McCarthy, Eggers Up for Critics Awards
Saturday, January 20, 2007; 8:39 PM
NEW YORK -- Acclaimed novels by Cormac McCarthy, Richard Ford and Dave Eggers, all passed over last fall for the National Book Awards, were among the finalists announced Saturday for the 33rd annual National Book Critics Circle prize.
Other fiction nominees included Kiran Desai's "The Inheritance of Loss," winner last year of Britain's Man Booker Prize, and Chimamanda Ngozi Adichie's "Half of a Yellow Sun."
Michael Pollan's "The Omnivore's Dilemma" and Simon Schama's "Rough Crossings" were both nominated for general nonfiction. "At Canaan's Edge," the third of Taylor Branch's award-winning trilogy about the Rev. Martin Luther King, Jr. and the civil rights movement, was a biography finalist.
Winners will be announced March 8. There are no cash prizes.
McCarthy was nominated for "The Road," a dire, apocalyptic tale from the author of "All the Pretty Horses" and "Blood Meridian." Ford was cited for "The Lay of the Land," his third novel about American everyman Frank Bascombe, and a follow-up to "Independence Day," winner in 1996 of the Pulitzer Prize.
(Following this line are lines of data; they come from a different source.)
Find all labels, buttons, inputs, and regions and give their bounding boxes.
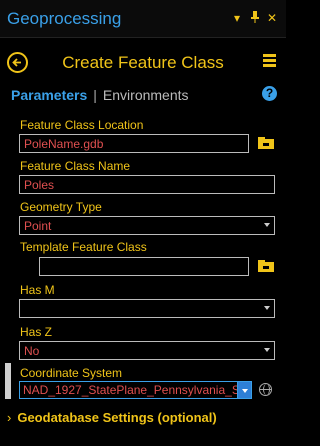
tab-parameters[interactable]: Parameters — [11, 87, 87, 103]
template-input[interactable] — [39, 257, 249, 276]
hasm-label: Has M — [20, 283, 55, 297]
coordinate-system-dropdown[interactable] — [237, 381, 252, 399]
pane-titlebar: Geoprocessing ▾ ✕ — [0, 0, 286, 38]
close-icon[interactable]: ✕ — [267, 11, 277, 25]
tab-environments[interactable]: Environments — [103, 87, 189, 103]
browse-folder-icon[interactable] — [258, 137, 274, 149]
has-z-value: No — [24, 344, 40, 358]
name-input[interactable]: Poles — [19, 175, 275, 194]
location-label: Feature Class Location — [20, 118, 144, 132]
has-m-select[interactable] — [19, 299, 275, 318]
pin-icon[interactable] — [251, 11, 259, 26]
geometry-type-select[interactable]: Point — [19, 216, 275, 235]
geometry-type-value: Point — [24, 219, 52, 233]
expander-label: Geodatabase Settings (optional) — [17, 410, 217, 425]
chevron-down-icon — [264, 306, 270, 310]
chevron-down-icon — [242, 389, 248, 393]
hamburger-menu-icon[interactable] — [263, 54, 276, 67]
coordinate-system-input[interactable]: NAD_1927_StatePlane_Pennsylvania_Sou — [19, 381, 239, 399]
pane-title: Geoprocessing — [7, 9, 122, 28]
geometry-label: Geometry Type — [20, 200, 102, 214]
chevron-down-icon — [264, 348, 270, 352]
has-z-select[interactable]: No — [19, 341, 275, 360]
tool-title: Create Feature Class — [62, 53, 224, 72]
coord-label: Coordinate System — [20, 366, 123, 380]
chevron-right-icon: › — [7, 410, 12, 425]
help-icon[interactable]: ? — [262, 86, 277, 101]
pane-options-icon[interactable]: ▾ — [234, 11, 240, 25]
chevron-down-icon — [264, 223, 270, 227]
tab-separator: | — [93, 87, 97, 103]
geodatabase-settings-expander[interactable]: › Geodatabase Settings (optional) — [7, 410, 217, 425]
globe-icon[interactable] — [259, 383, 272, 396]
tab-strip: Parameters | Environments — [11, 87, 189, 103]
browse-folder-icon[interactable] — [258, 260, 274, 272]
name-label: Feature Class Name — [20, 159, 131, 173]
active-parameter-marker — [5, 363, 11, 399]
hasz-label: Has Z — [20, 325, 53, 339]
template-label: Template Feature Class — [20, 240, 147, 254]
location-input[interactable]: PoleName.gdb — [19, 134, 249, 153]
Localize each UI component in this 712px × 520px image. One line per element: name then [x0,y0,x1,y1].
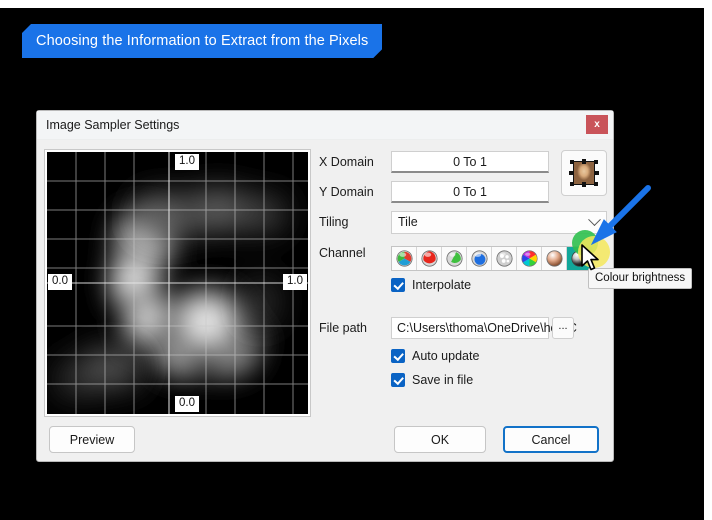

Two fiction nominees were based on civil wars in Africa: "Half of a Yellow Sun" is set during the Nigerian conflict that broke out in 1967 and left more than 1 million dead, while Eggers' "What is the What" is a fictionalized memoir of Valentino Achak Deng, a refugee from the Sudanese civil war of the 1980s and 1990s.
The winner of the National Book Award for fiction, Richard Powers' "The Echo Maker," was not nominated. The National Book Awards are chosen by panels of fellow authors.
Besides Pollan and Schama, nonfiction finalists were Patrick Cockburn's "The Occupation," Ann Fessler's "The Girls Who Went Away" and Sandy Tolan's "The Lemon Tree." Nominees for biography included Debby Applegate's "The Most Famous Man in America: The Biography of Henry Ward Beecher," Julie Phillips' "James Tiptree, Jr: The Double Life of Alice B. Sheldon," Frederick Brown's "Flaubert" and Jason Roberts' "A Sense of the World: How a Blind Man Became History's Greatest Traveler."
"Strange Piece of Paradise," in which author Terri Jentz writes of a traumatic bike trip from the 1970s, when she and a friend were attacked by an ax-wielding man, was nominated for best memoir. Others cited were Alison Bechdel's "Fun Home," Alexander Masters' "Stuart: A Life Backwards," Daniel Mendelsohn's "The Lost" and Donald Antrim's "The Afterlife."
Eighty-one year-old W.D. Snodgrass, winner of the Pulitzer Prize and numerous other awards, was a poetry finalist for "Not for Specialists." Fellow nominees included Daisy Fried's "My Brother is Getting Arrested Again," Frederick Siedel's "Ooga-Booga," the late Miltos Sachtouris' "Poems 1945-1971" and Troy Jollimore's "Tom Thomson in Purgatory."
The finalists for criticism: Bruce Bawer's "While Europe Slept," Frederick Crews' "Follies of the Wise," Daniel C. Dennett's "Breaking the Spell," Lawrence Weschler's "Everything That Rises" and Lia Purpura's "On Looking."
Two honorary prizes for criticism also were announced Saturday. Steven G. Kellman, whose work has appeared in The Texas Observer, The Georgia Review and other publications, won the Nona Balakian Citation for Excellence in Reviewing. Longtime critic John Leonard, who has written for The New York Times, The New York Review of Books and The Nation among others, won the Ivan Sandrof Life Achievement Award.
The National Book Critics Circle, founded in 1974, has around 500 members.